Until twenty years ago, for prestige cosmetics, customers in the US would always head to Macy’s or Nordstrom. To buy products of P&G and L’Oreal, customers would go to a Walgreens or some such drugstore. And for professional hair care products, they would go to a salon. When Ulta, a specialty beauty retailer was launched in 1990, it brought them all under one roof—prestige, mass-driven and salon products. The chain today has 675 stores all over the US and plans to increase that number to 1,200 stores over the next few years, with each store stocking about 20,000 products.

Eric Messerschmidt, Vice-President, marketing strategy, loyalty and CRM at Ulta says, the store, over the years, has cultivated over 13 million loyalty customers. Every time the customers came in and shopped, the outlet captured data on how much they bought and kept track of the coupons they redeemed. Events such as its ‘21 Days of Beauty’, that is on at present, have added to more data points.

Data to the rescue

To make its marketing efforts a success, the company had to obtain data, learn from it, develop relevant content and send it via the right channels. “Once you know customer behaviour, and know what they need, we need to stimulate them with the right message so that they come to the store and buy. The concept seems easy, but implementation is not that easy,” says Messerschmidt. Ulta’s data gave them this edge.

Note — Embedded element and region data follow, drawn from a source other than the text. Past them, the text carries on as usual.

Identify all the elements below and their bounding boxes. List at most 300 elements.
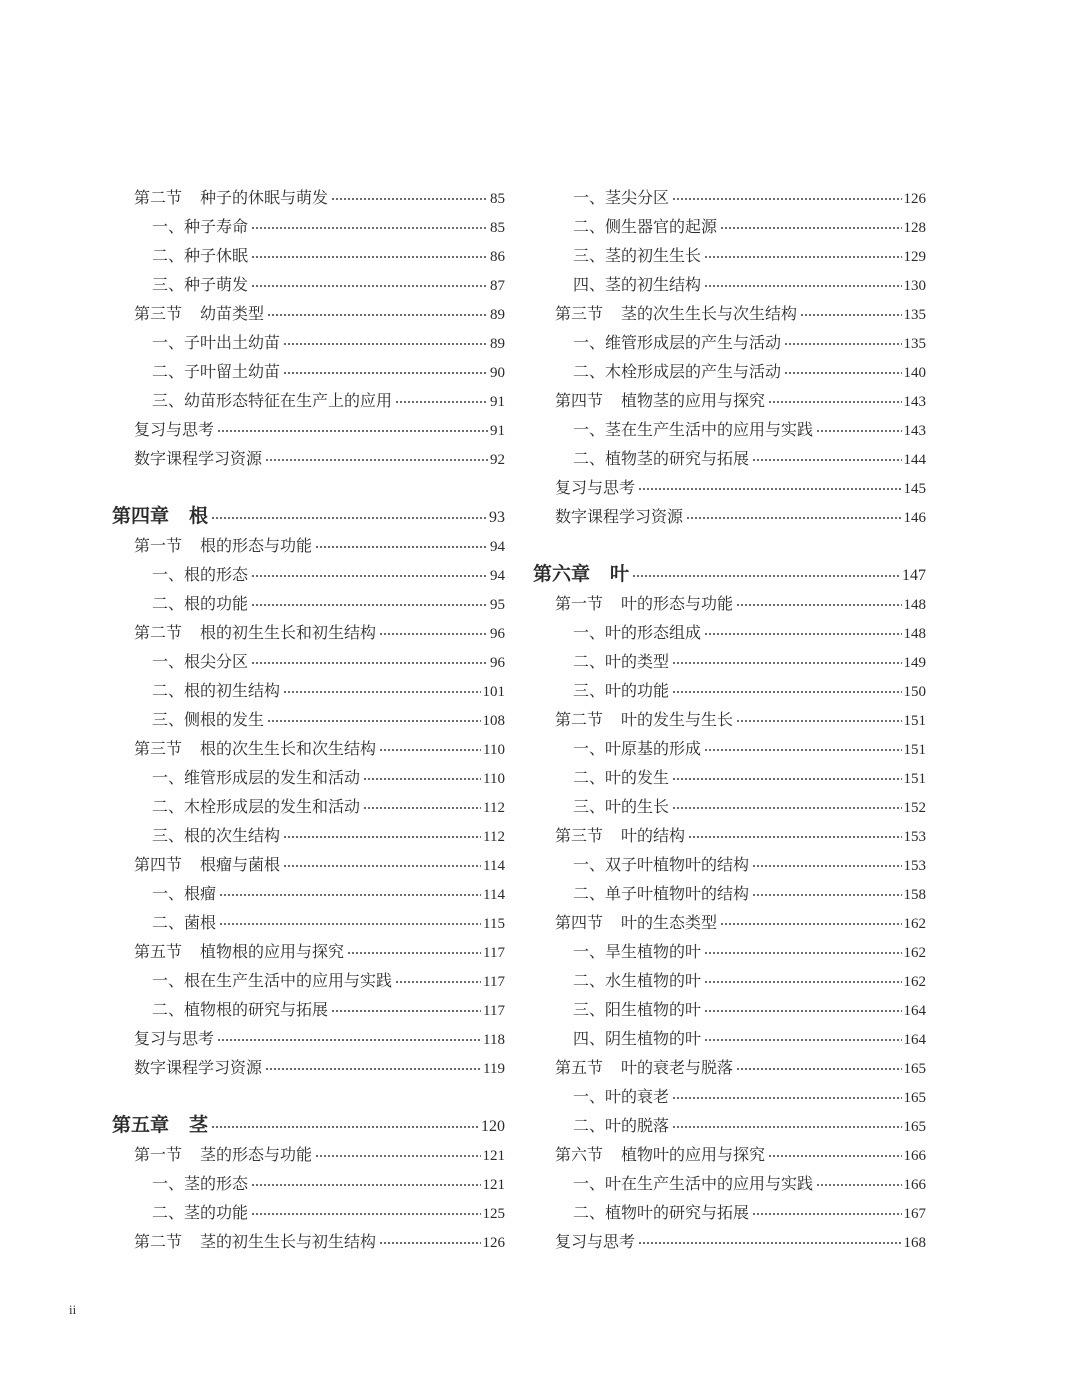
toc-entry-title: 一、维管形成层的发生和活动 <box>152 768 361 787</box>
dot-leader <box>704 282 901 290</box>
toc-entry-title: 植物茎的应用与探究 <box>621 391 766 410</box>
toc-entry-title: 数字课程学习资源 <box>134 449 263 468</box>
toc-entry-label <box>134 937 344 966</box>
toc-page-number: 108 <box>482 713 505 729</box>
dot-leader <box>315 1152 480 1160</box>
toc-entry-label <box>112 502 208 531</box>
toc-page-number: 164 <box>903 1003 926 1019</box>
toc-entry-title: 复习与思考 <box>134 1029 215 1048</box>
toc-entry-label <box>573 647 669 676</box>
dot-leader <box>752 1210 901 1218</box>
toc-entry-title: 一、叶在生产生活中的应用与实践 <box>573 1174 814 1193</box>
toc-page-number: 167 <box>903 1206 926 1222</box>
dot-leader <box>704 1036 901 1044</box>
toc-page-number: 87 <box>490 278 505 294</box>
toc-entry-label <box>573 676 669 705</box>
dot-leader <box>219 891 481 899</box>
dot-leader <box>704 978 901 986</box>
toc-subsection-entry <box>112 821 505 850</box>
dot-leader <box>251 282 488 290</box>
toc-subsection-entry <box>533 734 926 763</box>
toc-subsection-entry <box>112 966 505 995</box>
toc-entry-title: 三、阳生植物的叶 <box>573 1000 702 1019</box>
dot-leader <box>736 601 901 609</box>
toc-entry-label <box>134 415 214 444</box>
toc-entry-label <box>533 560 629 589</box>
dot-leader <box>672 659 901 667</box>
toc-entry-title: 二、水生植物的叶 <box>573 971 702 990</box>
toc-entry-number: 第三节 <box>134 304 183 323</box>
toc-subsection-entry <box>112 792 505 821</box>
toc-page-number: 96 <box>490 655 505 671</box>
toc-entry-number: 第三节 <box>134 739 183 758</box>
toc-entry-number: 第二节 <box>134 1232 183 1251</box>
toc-entry-title: 二、植物茎的研究与拓展 <box>573 449 750 468</box>
toc-entry-title: 三、叶的生长 <box>573 797 670 816</box>
toc-entry-label <box>555 589 733 618</box>
toc-entry-number: 第一节 <box>555 594 604 613</box>
toc-entry-title: 植物根的应用与探究 <box>200 942 345 961</box>
toc-entry-label <box>573 734 701 763</box>
toc-entry-number: 第五章 <box>112 1114 170 1136</box>
toc-page-number: 148 <box>903 597 926 613</box>
toc-section-entry <box>112 1227 505 1256</box>
toc-page-number: 114 <box>483 858 505 874</box>
dot-leader <box>704 630 901 638</box>
toc-entry-label <box>573 241 701 270</box>
toc-entry-title: 三、侧根的发生 <box>152 710 265 729</box>
toc-chapter-entry <box>533 560 926 589</box>
dot-leader <box>363 775 481 783</box>
toc-section-entry <box>112 1024 505 1053</box>
toc-column-left <box>112 183 505 1256</box>
toc-page-number: 93 <box>489 509 505 526</box>
toc-entry-title: 叶的结构 <box>621 826 686 845</box>
toc-entry-number: 第五节 <box>134 942 183 961</box>
dot-leader <box>251 224 488 232</box>
dot-leader <box>395 978 481 986</box>
toc-page-number: 145 <box>903 481 926 497</box>
toc-entry-label <box>555 1053 733 1082</box>
toc-page-number: 162 <box>903 945 926 961</box>
toc-page-number: 146 <box>903 510 926 526</box>
toc-entry-number: 第二节 <box>134 623 183 642</box>
toc-entry-number: 第一节 <box>134 536 183 555</box>
toc-section-entry <box>533 386 926 415</box>
toc-entry-title: 种子的休眠与萌发 <box>200 188 329 207</box>
toc-page-number: 165 <box>903 1061 926 1077</box>
toc-subsection-entry <box>533 995 926 1024</box>
toc-entry-title: 根的形态与功能 <box>200 536 313 555</box>
toc-section-entry <box>533 821 926 850</box>
toc-page-number: 166 <box>903 1177 926 1193</box>
toc-page-number: 89 <box>490 307 505 323</box>
dot-leader <box>283 369 488 377</box>
dot-leader <box>251 601 488 609</box>
dot-leader <box>211 514 487 522</box>
toc-entry-label <box>573 415 813 444</box>
toc-page-number: 143 <box>903 394 926 410</box>
toc-page-number: 158 <box>903 887 926 903</box>
toc-entry-number: 第二节 <box>134 188 183 207</box>
dot-leader <box>283 833 481 841</box>
toc-subsection-entry <box>533 212 926 241</box>
toc-page-number: 165 <box>903 1090 926 1106</box>
toc-subsection-entry <box>112 879 505 908</box>
toc-entry-label <box>152 763 360 792</box>
dot-leader <box>379 630 488 638</box>
toc-entry-number: 第六章 <box>533 563 591 585</box>
toc-subsection-entry <box>533 676 926 705</box>
section-gap <box>533 531 926 560</box>
toc-subsection-entry <box>533 1082 926 1111</box>
toc-entry-label <box>152 676 280 705</box>
toc-page-number: 130 <box>903 278 926 294</box>
toc-entry-title: 二、木栓形成层的产生与活动 <box>573 362 782 381</box>
toc-subsection-entry <box>112 1198 505 1227</box>
toc-entry-label <box>573 1024 701 1053</box>
toc-entry-title: 三、叶的功能 <box>573 681 670 700</box>
toc-entry-title: 一、种子寿命 <box>152 217 249 236</box>
toc-page-number: 150 <box>903 684 926 700</box>
toc-page-number: 149 <box>903 655 926 671</box>
toc-subsection-entry <box>112 589 505 618</box>
toc-subsection-entry <box>112 212 505 241</box>
section-gap <box>112 473 505 502</box>
toc-section-entry <box>112 1140 505 1169</box>
dot-leader <box>347 949 481 957</box>
toc-entry-label <box>152 1169 248 1198</box>
toc-subsection-entry <box>533 1111 926 1140</box>
toc-entry-title: 根瘤与菌根 <box>200 855 281 874</box>
toc-page-number: 140 <box>903 365 926 381</box>
toc-subsection-entry <box>533 328 926 357</box>
toc-page-number: 96 <box>490 626 505 642</box>
toc-entry-title: 二、菌根 <box>152 913 217 932</box>
dot-leader <box>379 1239 480 1247</box>
dot-leader <box>736 717 901 725</box>
toc-entry-label <box>573 792 669 821</box>
dot-leader <box>363 804 481 812</box>
dot-leader <box>251 253 488 261</box>
toc-entry-title: 二、叶的类型 <box>573 652 670 671</box>
toc-page-number: 153 <box>903 829 926 845</box>
toc-page-number: 148 <box>903 626 926 642</box>
toc-page-number: 135 <box>903 336 926 352</box>
toc-entry-label <box>573 1111 669 1140</box>
toc-entry-title: 茎的形态与功能 <box>200 1145 313 1164</box>
toc-subsection-entry <box>533 850 926 879</box>
toc-entry-label <box>573 995 701 1024</box>
toc-entry-title: 一、旱生植物的叶 <box>573 942 702 961</box>
toc-page-number: 125 <box>482 1206 505 1222</box>
toc-entry-label <box>152 821 280 850</box>
toc-entry-title: 一、叶的形态组成 <box>573 623 702 642</box>
toc-subsection-entry <box>533 444 926 473</box>
toc-entry-label <box>573 618 701 647</box>
toc-entry-label <box>573 850 749 879</box>
dot-leader <box>816 427 901 435</box>
toc-chapter-entry <box>112 502 505 531</box>
toc-entry-title: 三、种子萌发 <box>152 275 249 294</box>
toc-entry-label <box>555 299 797 328</box>
toc-page-number: 92 <box>490 452 505 468</box>
toc-subsection-entry <box>533 937 926 966</box>
toc-page-number: 85 <box>490 191 505 207</box>
toc-page-number: 91 <box>490 394 505 410</box>
toc-section-entry <box>112 183 505 212</box>
toc-section-entry <box>533 705 926 734</box>
dot-leader <box>251 1210 480 1218</box>
toc-page-number: 117 <box>483 945 505 961</box>
toc-page-number: 162 <box>903 916 926 932</box>
toc-page-number: 126 <box>482 1235 505 1251</box>
toc-entry-title: 根的初生生长和初生结构 <box>200 623 377 642</box>
toc-subsection-entry <box>533 1198 926 1227</box>
toc-entry-label <box>573 763 669 792</box>
dot-leader <box>672 1123 901 1131</box>
dot-leader <box>315 543 488 551</box>
toc-entry-label <box>152 357 280 386</box>
section-gap <box>112 1082 505 1111</box>
toc-section-entry <box>533 1140 926 1169</box>
toc-entry-title: 根的次生生长和次生结构 <box>200 739 377 758</box>
dot-leader <box>704 949 901 957</box>
toc-entry-label <box>134 444 262 473</box>
toc-page-number: 114 <box>483 887 505 903</box>
toc-entry-label <box>152 589 248 618</box>
toc-page-number: 164 <box>903 1032 926 1048</box>
toc-entry-title: 一、根的形态 <box>152 565 249 584</box>
toc-page-number: 152 <box>903 800 926 816</box>
toc-page-number: 101 <box>482 684 505 700</box>
toc-entry-label <box>134 850 280 879</box>
dot-leader <box>704 746 901 754</box>
toc-page-number: 143 <box>903 423 926 439</box>
toc-entry-title: 二、叶的脱落 <box>573 1116 670 1135</box>
toc-page-number: 153 <box>903 858 926 874</box>
toc-subsection-entry <box>112 328 505 357</box>
toc-page-number: 151 <box>903 713 926 729</box>
toc-entry-title: 一、茎尖分区 <box>573 188 670 207</box>
toc-entry-title: 茎的初生生长与初生结构 <box>200 1232 377 1251</box>
toc-entry-label <box>555 473 635 502</box>
dot-leader <box>768 1152 901 1160</box>
toc-entry-label <box>134 531 312 560</box>
toc-entry-title: 一、叶的衰老 <box>573 1087 670 1106</box>
toc-entry-label <box>134 618 376 647</box>
toc-section-entry <box>533 1053 926 1082</box>
toc-subsection-entry <box>533 966 926 995</box>
toc-subsection-entry <box>533 1024 926 1053</box>
toc-entry-label <box>152 212 248 241</box>
dot-leader <box>736 1065 901 1073</box>
toc-subsection-entry <box>112 386 505 415</box>
toc-entry-number: 第四节 <box>555 913 604 932</box>
toc-entry-label <box>573 879 749 908</box>
toc-entry-title: 叶的形态与功能 <box>621 594 734 613</box>
toc-entry-title: 二、木栓形成层的发生和活动 <box>152 797 361 816</box>
toc-entry-label <box>573 212 717 241</box>
toc-entry-title: 二、茎的功能 <box>152 1203 249 1222</box>
toc-subsection-entry <box>533 763 926 792</box>
toc-entry-title: 一、子叶出土幼苗 <box>152 333 281 352</box>
dot-leader <box>283 340 488 348</box>
toc-entry-title: 二、单子叶植物叶的结构 <box>573 884 750 903</box>
toc-entry-label <box>152 647 248 676</box>
dot-leader <box>251 572 488 580</box>
toc-entry-title: 复习与思考 <box>134 420 215 439</box>
dot-leader <box>672 804 901 812</box>
toc-entry-label <box>555 1140 765 1169</box>
toc-entry-title: 二、植物叶的研究与拓展 <box>573 1203 750 1222</box>
toc-subsection-entry <box>112 647 505 676</box>
toc-subsection-entry <box>533 618 926 647</box>
toc-entry-title: 二、叶的发生 <box>573 768 670 787</box>
toc-subsection-entry <box>533 647 926 676</box>
toc-entry-title: 四、阴生植物的叶 <box>573 1029 702 1048</box>
toc-entry-title: 植物叶的应用与探究 <box>621 1145 766 1164</box>
toc-subsection-entry <box>112 1169 505 1198</box>
toc-entry-title: 根 <box>189 505 209 527</box>
toc-page-number: 119 <box>483 1061 505 1077</box>
dot-leader <box>265 1065 481 1073</box>
toc-subsection-entry <box>112 676 505 705</box>
toc-subsection-entry <box>112 763 505 792</box>
toc-page-number: 166 <box>903 1148 926 1164</box>
toc-entry-label <box>134 299 264 328</box>
toc-entry-number: 第一节 <box>134 1145 183 1164</box>
dot-leader <box>686 514 901 522</box>
dot-leader <box>720 920 901 928</box>
dot-leader <box>784 340 901 348</box>
toc-page-number: 151 <box>903 771 926 787</box>
toc-entry-label <box>573 270 701 299</box>
toc-section-entry <box>533 502 926 531</box>
toc-section-entry <box>112 1053 505 1082</box>
toc-entry-title: 数字课程学习资源 <box>555 507 684 526</box>
toc-entry-title: 一、茎在生产生活中的应用与实践 <box>573 420 814 439</box>
dot-leader <box>752 891 901 899</box>
dot-leader <box>217 427 488 435</box>
toc-entry-title: 叶 <box>610 563 630 585</box>
dot-leader <box>632 572 900 580</box>
toc-column-right <box>533 183 926 1256</box>
toc-entry-title: 二、根的初生结构 <box>152 681 281 700</box>
toc-section-entry <box>533 299 926 328</box>
toc-page-number: 117 <box>483 974 505 990</box>
toc-entry-label <box>134 1024 214 1053</box>
toc-entry-label <box>152 1198 248 1227</box>
toc-page-number: 85 <box>490 220 505 236</box>
toc-page-number: 112 <box>483 800 505 816</box>
toc-entry-label <box>573 1198 749 1227</box>
toc-page-number: 86 <box>490 249 505 265</box>
toc-page-number: 135 <box>903 307 926 323</box>
toc-entry-label <box>573 183 669 212</box>
toc-section-entry <box>533 908 926 937</box>
toc-page-number: 94 <box>490 539 505 555</box>
dot-leader <box>704 253 901 261</box>
dot-leader <box>768 398 901 406</box>
toc-entry-title: 茎的次生生长与次生结构 <box>621 304 798 323</box>
toc-subsection-entry <box>112 270 505 299</box>
dot-leader <box>395 398 488 406</box>
toc-page-number: 144 <box>903 452 926 468</box>
toc-section-entry <box>533 1227 926 1256</box>
toc-entry-number: 第五节 <box>555 1058 604 1077</box>
toc-entry-number: 第三节 <box>555 304 604 323</box>
dot-leader <box>720 224 901 232</box>
dot-leader <box>217 1036 481 1044</box>
dot-leader <box>672 195 901 203</box>
toc-entry-title: 二、子叶留土幼苗 <box>152 362 281 381</box>
toc-subsection-entry <box>112 357 505 386</box>
toc-section-entry <box>533 473 926 502</box>
toc-page-number: 162 <box>903 974 926 990</box>
toc-section-entry <box>112 415 505 444</box>
toc-entry-label <box>152 908 216 937</box>
toc-subsection-entry <box>112 241 505 270</box>
dot-leader <box>752 456 901 464</box>
dot-leader <box>331 195 488 203</box>
toc-entry-label <box>555 908 717 937</box>
toc-entry-title: 三、根的次生结构 <box>152 826 281 845</box>
toc-subsection-entry <box>533 241 926 270</box>
toc-page-number: 110 <box>483 742 505 758</box>
toc-page-number: 120 <box>481 1118 505 1135</box>
dot-leader <box>267 717 480 725</box>
toc-entry-label <box>555 502 683 531</box>
dot-leader <box>219 920 481 928</box>
toc-entry-label <box>152 386 392 415</box>
toc-entry-title: 一、根瘤 <box>152 884 217 903</box>
toc-section-entry <box>112 734 505 763</box>
dot-leader <box>672 775 901 783</box>
dot-leader <box>638 485 901 493</box>
toc-entry-title: 一、茎的形态 <box>152 1174 249 1193</box>
toc-entry-label <box>152 560 248 589</box>
toc-entry-label <box>134 183 328 212</box>
toc-page-number: 129 <box>903 249 926 265</box>
dot-leader <box>331 1007 481 1015</box>
toc-page-number: 128 <box>903 220 926 236</box>
toc-entry-number: 第四节 <box>555 391 604 410</box>
toc-section-entry <box>533 589 926 618</box>
toc-entry-label <box>152 705 264 734</box>
toc-entry-label <box>152 328 280 357</box>
toc-section-entry <box>112 850 505 879</box>
toc-entry-label <box>573 1169 813 1198</box>
toc-page-number: 118 <box>483 1032 505 1048</box>
dot-leader <box>379 746 481 754</box>
toc-subsection-entry <box>533 879 926 908</box>
toc-entry-title: 叶的衰老与脱落 <box>621 1058 734 1077</box>
toc-entry-label <box>573 328 781 357</box>
toc-subsection-entry <box>533 357 926 386</box>
toc-page-number: 115 <box>483 916 505 932</box>
toc-subsection-entry <box>533 270 926 299</box>
toc-page-number: 151 <box>903 742 926 758</box>
dot-leader <box>283 862 481 870</box>
toc-entry-label <box>555 1227 635 1256</box>
toc-entry-title: 复习与思考 <box>555 478 636 497</box>
toc-entry-label <box>573 357 781 386</box>
toc-entry-title: 数字课程学习资源 <box>134 1058 263 1077</box>
toc-entry-label <box>152 995 328 1024</box>
toc-entry-title: 二、侧生器官的起源 <box>573 217 718 236</box>
toc-entry-label <box>573 966 701 995</box>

It had pockets of information about customers in separate databases – e-commerce, merchandise, loyalty, you name it they had it. The problem was that all the data was sitting in separate databases across seven systems and 38 data feeds. “It was not so easy. Three years ago we did not have an in-house analytics team,” says Messerschmidt.

Ulta’s approach was one size fits all. The problems resulting from that were manifold. If you did not analyse data properly, you could not deliver the relevant content. Investing in tools such as the Adobe Campaign helped address those problems as it aggregated data from diverse databases in one central source. By customising content, Ulta could send loyalty members monthly statements through e-mail that were personalised to indicate their membership status and what they could do to accumulate bonus points. In case the e-mail bounced, members would automatically get a direct mailer. For birthdays, members could automatically double their bonus points by shopping within thebirthday’s month.

“We also started targeting our customers more sharply,” says Messerschmidt.

For instance, if a brand such as Bare Minerals wanted to run an aggressive promotion by offering 40 per cent off, it would not want to target the entire membership base as it would result in a lot of wastage. “So we fine-tuned and targeted particular audiences.”

The company could also test the response by segregating the customers into controlled groups. Because of relevant targeting, Messerschmidt claims that there has been a drastic improvement in the number of e-mailers sent out.

The e-mail deliveries went down by 17 per cent and sales per delivery went up by 141 per cent. “We had doubled the revenue from our e-mail campaign with fewer e-mails,” he says.

The writer was at the Digital Marketing Summit at the invitation of Adobe.